Bonjour,
Comme ce sujet me concerne et que
Petercriss m’a signalé son existence, après avoir parcouru les messages, je vais essayer d’apporter quelques précisions. Je prends le temps de le faire parce que les échanges sont plutôt bienveillants, ce qui n’est pas forcément le cas sur Instagram où certains, persuadés de tout savoir (mais sans jamais rien faire), adorent donner leur avis “éclairé”… avis auxquels je ne réponds jamais.
Voici donc tout ce qui peut impacter le prix d’un album :
Le nombre d’exemplaires : moins vous produisez, plus l’album vous revient cher à l’unité (et inversement). Pourquoi ne pas en produire davantage ? Parce que le prix de la licence est calculé en fonction du prix de vente et du nombre d’exemplaires imprimés (qu’ils soient ou non vendus par la suite).

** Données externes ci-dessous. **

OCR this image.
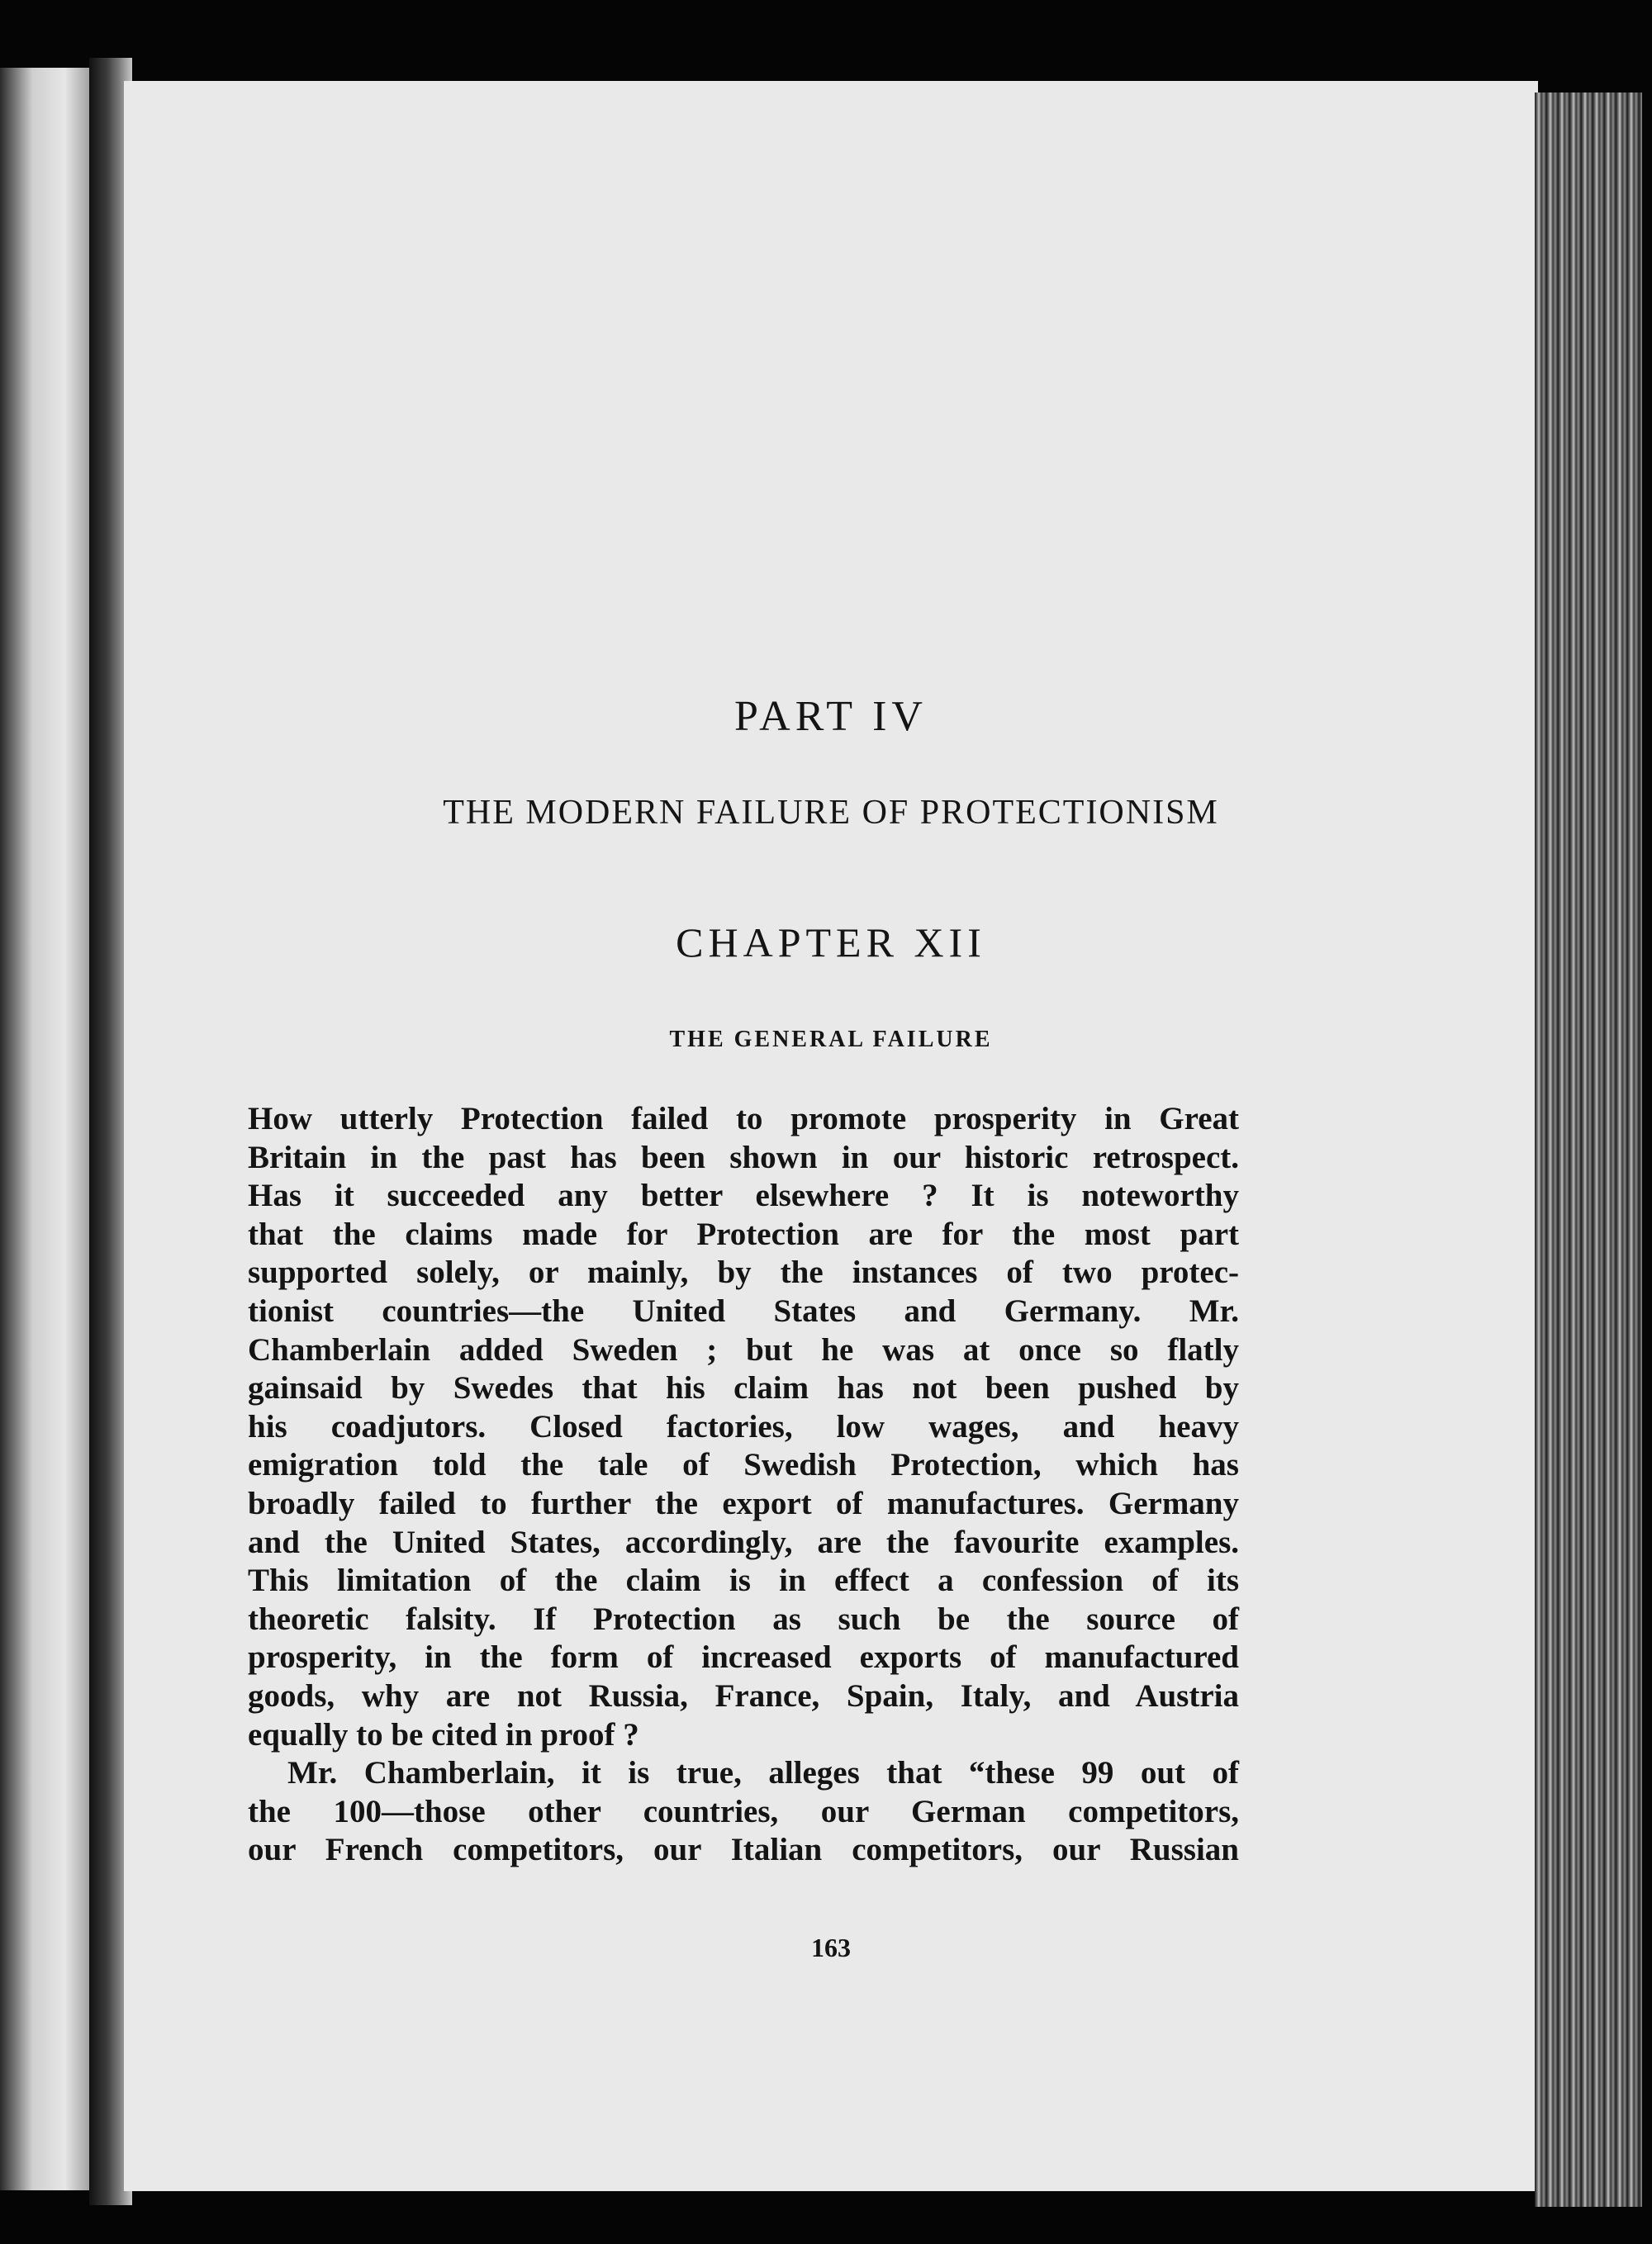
PART IV
THE MODERN FAILURE OF PROTECTIONISM
CHAPTER XII
THE GENERAL FAILURE
How utterly Protection failed to promote prosperity in Great
Britain in the past has been shown in our historic retrospect.
Has it succeeded any better elsewhere ? It is noteworthy
that the claims made for Protection are for the most part
supported solely, or mainly, by the instances of two protec-
tionist countries—the United States and Germany. Mr.
Chamberlain added Sweden ; but he was at once so flatly
gainsaid by Swedes that his claim has not been pushed by
his coadjutors. Closed factories, low wages, and heavy
emigration told the tale of Swedish Protection, which has
broadly failed to further the export of manufactures. Germany
and the United States, accordingly, are the favourite examples.
This limitation of the claim is in effect a confession of its
theoretic falsity. If Protection as such be the source of
prosperity, in the form of increased exports of manufactured
goods, why are not Russia, France, Spain, Italy, and Austria
equally to be cited in proof ?
Mr. Chamberlain, it is true, alleges that “these 99 out of
the 100—those other countries, our German competitors,
our French competitors, our Italian competitors, our Russian
163
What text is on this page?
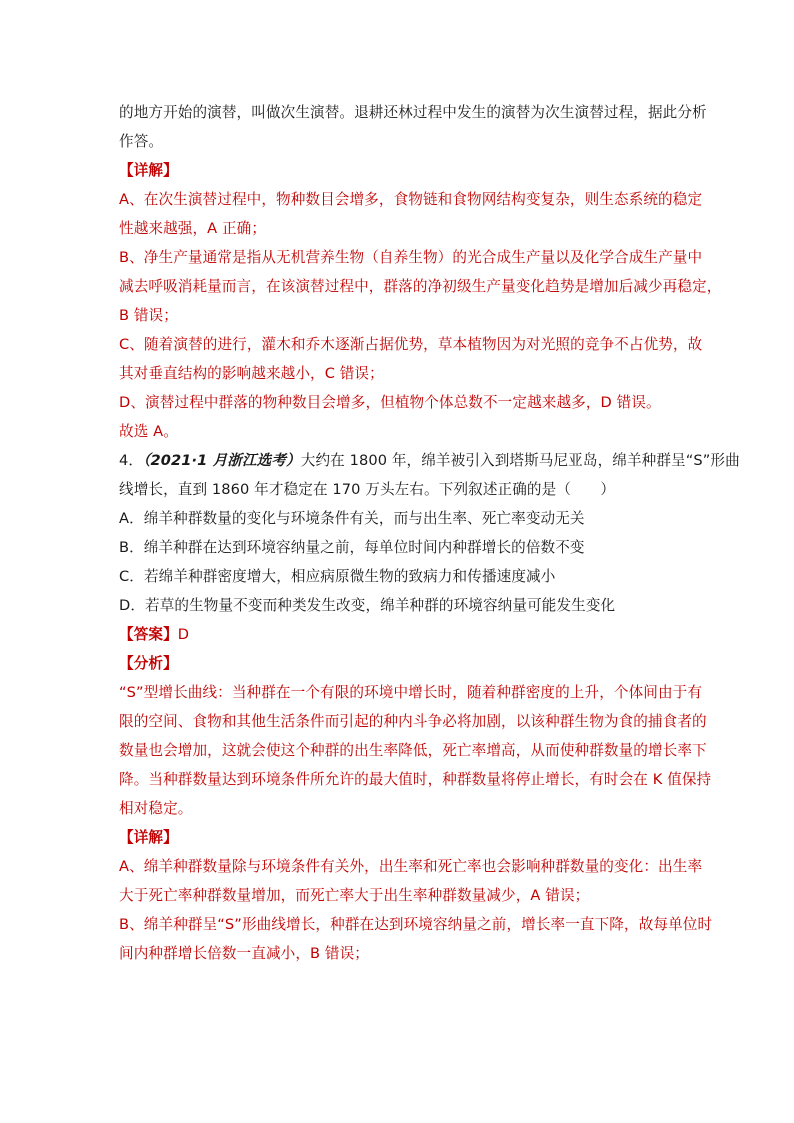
的地方开始的演替，叫做次生演替。退耕还林过程中发生的演替为次生演替过程，据此分析

作答。

【详解】

A、在次生演替过程中，物种数目会增多，食物链和食物网结构变复杂，则生态系统的稳定

性越来越强，A 正确；

B、净生产量通常是指从无机营养生物（自养生物）的光合成生产量以及化学合成生产量中

减去呼吸消耗量而言，在该演替过程中，群落的净初级生产量变化趋势是增加后减少再稳定，

B 错误；

C、随着演替的进行，灌木和乔木逐渐占据优势，草本植物因为对光照的竞争不占优势，故

其对垂直结构的影响越来越小，C 错误；

D、演替过程中群落的物种数目会增多，但植物个体总数不一定越来越多，D 错误。

故选 A。

4．（2021·1 月浙江选考）大约在 1800 年，绵羊被引入到塔斯马尼亚岛，绵羊种群呈“S”形曲

线增长，直到 1860 年才稳定在 170 万头左右。下列叙述正确的是（　　）

A．绵羊种群数量的变化与环境条件有关，而与出生率、死亡率变动无关

B．绵羊种群在达到环境容纳量之前，每单位时间内种群增长的倍数不变

C．若绵羊种群密度增大，相应病原微生物的致病力和传播速度减小

D．若草的生物量不变而种类发生改变，绵羊种群的环境容纳量可能发生变化

【答案】D

【分析】

“S”型增长曲线：当种群在一个有限的环境中增长时，随着种群密度的上升，个体间由于有

限的空间、食物和其他生活条件而引起的种内斗争必将加剧，以该种群生物为食的捕食者的

数量也会增加，这就会使这个种群的出生率降低，死亡率增高，从而使种群数量的增长率下

降。当种群数量达到环境条件所允许的最大值时，种群数量将停止增长，有时会在 K 值保持

相对稳定。

【详解】

A、绵羊种群数量除与环境条件有关外，出生率和死亡率也会影响种群数量的变化：出生率

大于死亡率种群数量增加，而死亡率大于出生率种群数量减少，A 错误；

B、绵羊种群呈“S”形曲线增长，种群在达到环境容纳量之前，增长率一直下降，故每单位时

间内种群增长倍数一直减小，B 错误；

Le format : plus il est grand, plus le nombre d’imprimeurs capables de le réaliser diminue (machines spécifiques, compétences particulières).
La reliure : dos toilé avec marquage du titre (c’est pourquoi on trouve parfois des albums toilés sans marquage : économie), type de toile utilisée, format de l’album, etc. Là encore, il faut trouver le bon relieur.
La couleur ou le noir et blanc : la différence n’est pas exactement du simple au double, mais on est pas loin des 20 à 30 % d’écart.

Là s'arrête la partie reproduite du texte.